A few years back, Albertsons Market in Corona del Mar painted its exterior stucco a particularly rich shade of ocher, resulting in an outcry from color-sensitive residents.
Color informs much of what we like and dislike, and how we view the world. After all, humanity encompasses everyone from black-and-white thinkers to nuanced thinkers who relish the various hues of reality.
Political pundits like to identify us as red (Republicans) and blue (Democrats) — so convenient for those televised maps of our country that show voters’ sensibilities during election campaigns. But we are far more complex than that.
Consider the several states that are turning purple as voters of various persuasions swing toward the Democrats. Consider the Green Party, known for its advocacy for the environment, social and economic justice, peace and non-violence, and grass-roots democracy. A nation as diverse as ours must span the rainbow if it is to remain a healthy democracy.
Which is essentially why I became a Democrat. What I see in the party is a heartening array of points of view.
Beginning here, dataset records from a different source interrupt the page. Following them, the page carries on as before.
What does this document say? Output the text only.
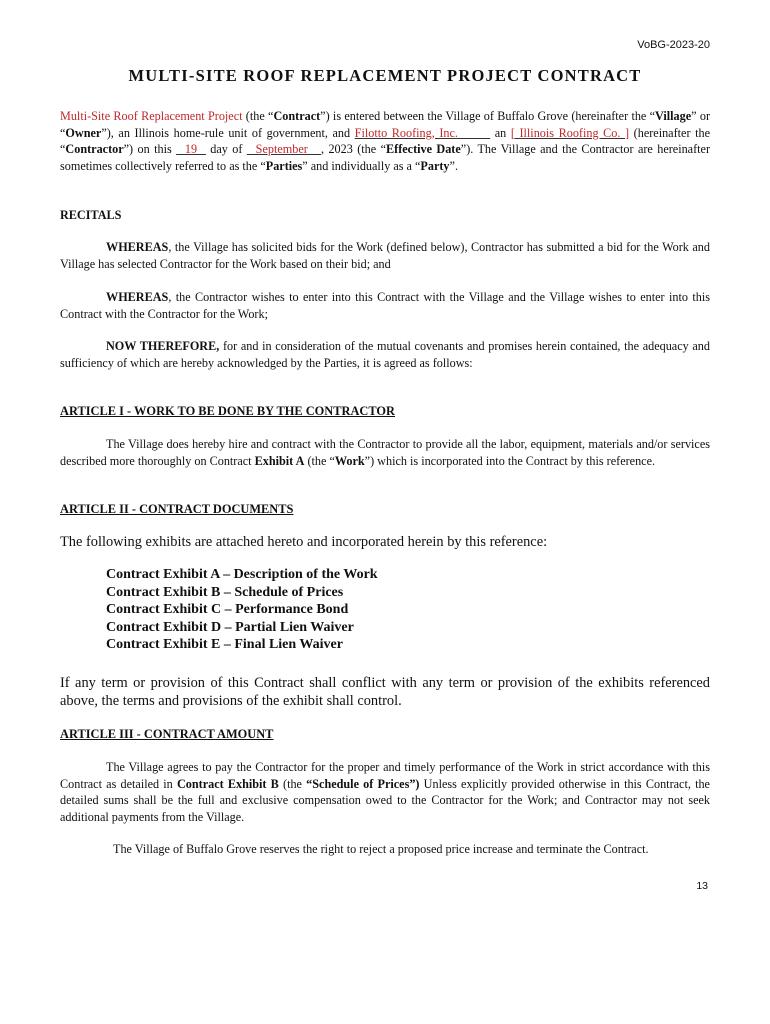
VoBG-2023-20
MULTI-SITE ROOF REPLACEMENT PROJECT CONTRACT
Multi-Site Roof Replacement Project (the “Contract”) is entered between the Village of Buffalo Grove (hereinafter the “Village” or “Owner”), an Illinois home-rule unit of government, and Filotto Roofing, Inc.        an [ Illinois Roofing Co. ] (hereinafter the “Contractor”) on this   19   day of   September   , 2023 (the “Effective Date”). The Village and the Contractor are hereinafter sometimes collectively referred to as the “Parties” and individually as a “Party”.
RECITALS
WHEREAS, the Village has solicited bids for the Work (defined below), Contractor has submitted a bid for the Work and Village has selected Contractor for the Work based on their bid; and
WHEREAS, the Contractor wishes to enter into this Contract with the Village and the Village wishes to enter into this Contract with the Contractor for the Work;
NOW THEREFORE, for and in consideration of the mutual covenants and promises herein contained, the adequacy and sufficiency of which are hereby acknowledged by the Parties, it is agreed as follows:
ARTICLE I - WORK TO BE DONE BY THE CONTRACTOR
The Village does hereby hire and contract with the Contractor to provide all the labor, equipment, materials and/or services described more thoroughly on Contract Exhibit A (the “Work”) which is incorporated into the Contract by this reference.
ARTICLE II - CONTRACT DOCUMENTS
The following exhibits are attached hereto and incorporated herein by this reference:
Contract Exhibit A – Description of the Work
Contract Exhibit B – Schedule of Prices
Contract Exhibit C – Performance Bond
Contract Exhibit D – Partial Lien Waiver
Contract Exhibit E – Final Lien Waiver
If any term or provision of this Contract shall conflict with any term or provision of the exhibits referenced above, the terms and provisions of the exhibit shall control.
ARTICLE III - CONTRACT AMOUNT
The Village agrees to pay the Contractor for the proper and timely performance of the Work in strict accordance with this Contract as detailed in Contract Exhibit B (the “Schedule of Prices”) Unless explicitly provided otherwise in this Contract, the detailed sums shall be the full and exclusive compensation owed to the Contractor for the Work; and Contractor may not seek additional payments from the Village.
The Village of Buffalo Grove reserves the right to reject a proposed price increase and terminate the Contract.
13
Last week I drove up to Anaheim for the Democratic Party of Orange County’s annual fundraiser, the Harry S. Truman Awards Dinner. The keynote speaker, U.S. Rep. Joaquin Castro, spoke of the party’s advocacy for “an infrastructure of opportunity for people to build their dreams.”
The freshman legislator from Texas’s 20th congressional district understands this well: His grandmother arrived in this country as a young orphan; he graduated from Stanford University and Harvard Law School.
At the Truman Dinner, Muslims, Protestants, Roman Catholics, Jews, and atheists, Latinos, Anglos, Asians, and African-Americans mingled sociably. The Democrats are clearly the party of a colorful big tent, home to labor, dreamers, women’s organizations, teachers, environmentalists, businessmen and women, and activists.
It’s lavender, too; gays have long been welcome here.
Fresh from his recent experience amid the Tea Party’s “pack of wolves,” as he described it, during the government shutdown in Washington, D.C., Castro pointed out that the Democrats stayed unified and strong and fought back against the chaos of a continued government shutdown. That, he said, is what distinguishes the two parties: “We don’t always agree, but we believe in working together.”
On another evening, I visited Santa Ana for a gathering of the Progressive Democrats of America, a grass roots PAC that fosters the ideals of peace and justice.
One of the speakers was Tom Hayden – yes, that Tom Hayden, who spoke in favor of “heartfelt activism.” With the 50th anniversary of the Free-Speech Movement approaching, Hayden looked to have mellowed, his hair gray conservatively short.
Before sex, drugs, and, possibly, rock ‘n’ roll sent the activism of the 1960s into ill repute, Hayden reminded us of the ideals of what mattered then and still does: social and economic justice for ordinary Americans and an end to costly, unproductive confrontations, whether the failed domestic war against drugs or the “sending of U.S. troops abroad into wars impossible to win.” (Hayden lobbied fiercely against attacking Syria.)
The stated goal of the DPOC is “turning Orange County blue one voter at a time.” Orange County has more registered Democrats than San Francisco, and the number is rising. The party ain’t perfect but it beats the heck out of the GOP’s politics of fear and loathing. I argue that the country’s interests are best reflected by and served via the Democratic Party’s 50 shades of blue.